Serving the Upper Peninsula of Michigan

In 1952, U.S. President Harry Truman was ending his second term in office, "Ozzie and Harriet" was beginning its run as a hit TV series, gas was .20 cents a gallon and Anderson Communications became a Motorola Service Station (MSS).

Founder Roy Anderson was not a newcomer to Motorola radio products. In 1941, as a radio engineer for the Michigan State Police he worked on Motorola radios. After a stint in the U.S. Army, Anderson returned to Michigan and the State Police. He married and in 1949 he and his wife, Mary, moved to Marquette where Anderson set up a radio repair shop in his basement on Kaye Avenue.

In 1952, Anderson Communications became an official Motorola Service Station and shortly after that Anderson left the Michigan State Police and turned his love for working with radios and electronics into a full-time business.
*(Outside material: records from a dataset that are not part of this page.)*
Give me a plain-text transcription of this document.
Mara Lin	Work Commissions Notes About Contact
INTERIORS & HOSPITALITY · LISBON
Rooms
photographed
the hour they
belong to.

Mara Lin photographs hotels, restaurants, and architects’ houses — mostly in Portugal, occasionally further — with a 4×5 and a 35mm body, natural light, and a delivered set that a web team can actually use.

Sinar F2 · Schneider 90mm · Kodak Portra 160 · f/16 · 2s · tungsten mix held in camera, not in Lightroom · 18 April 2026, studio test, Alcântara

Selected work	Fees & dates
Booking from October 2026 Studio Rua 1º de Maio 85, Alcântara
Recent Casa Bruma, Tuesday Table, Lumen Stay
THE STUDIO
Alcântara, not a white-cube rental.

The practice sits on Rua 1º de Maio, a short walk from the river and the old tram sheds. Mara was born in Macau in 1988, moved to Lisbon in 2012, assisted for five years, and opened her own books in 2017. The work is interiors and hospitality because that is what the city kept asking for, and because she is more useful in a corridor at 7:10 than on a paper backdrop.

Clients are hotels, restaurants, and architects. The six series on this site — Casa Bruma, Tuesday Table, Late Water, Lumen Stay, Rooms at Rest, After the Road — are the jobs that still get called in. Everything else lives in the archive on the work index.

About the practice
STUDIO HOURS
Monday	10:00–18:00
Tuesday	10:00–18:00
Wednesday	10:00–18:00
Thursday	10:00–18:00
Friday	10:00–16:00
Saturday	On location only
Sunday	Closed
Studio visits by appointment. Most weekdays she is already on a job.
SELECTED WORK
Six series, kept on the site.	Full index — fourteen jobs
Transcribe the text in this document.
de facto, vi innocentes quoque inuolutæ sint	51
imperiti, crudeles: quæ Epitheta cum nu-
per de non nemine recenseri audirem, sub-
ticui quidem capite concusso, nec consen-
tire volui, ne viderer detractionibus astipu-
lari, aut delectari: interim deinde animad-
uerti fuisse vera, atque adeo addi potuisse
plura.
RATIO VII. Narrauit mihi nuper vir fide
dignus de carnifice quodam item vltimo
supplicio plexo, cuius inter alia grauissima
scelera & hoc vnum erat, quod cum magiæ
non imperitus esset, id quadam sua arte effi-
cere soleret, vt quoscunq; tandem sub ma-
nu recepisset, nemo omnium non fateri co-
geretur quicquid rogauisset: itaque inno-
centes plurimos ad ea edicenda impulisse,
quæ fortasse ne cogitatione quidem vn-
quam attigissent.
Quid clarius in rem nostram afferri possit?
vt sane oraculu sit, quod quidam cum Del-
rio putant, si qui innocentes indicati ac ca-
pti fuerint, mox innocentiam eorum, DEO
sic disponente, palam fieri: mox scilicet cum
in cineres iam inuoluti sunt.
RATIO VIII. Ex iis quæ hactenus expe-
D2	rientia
Just like Motorola, Anderson started as a family business and continues to be part of the family. After 50 years, Roy turned the dealership over to his son Fred, and President Fred Anderson continues the family business.

"MSS' like Anderson's is crucial to the success of Motorola," said Bob Galvin, former Motorola Chairman of the Board and son of Paul Galvin who founded Motorola. "As a Motorola MSS, Fred and his team are the contact between the customer and Motorola. It is extremely rewarding to see a business like Anderson's grow and prosper and to know that it is part of the Motorola family."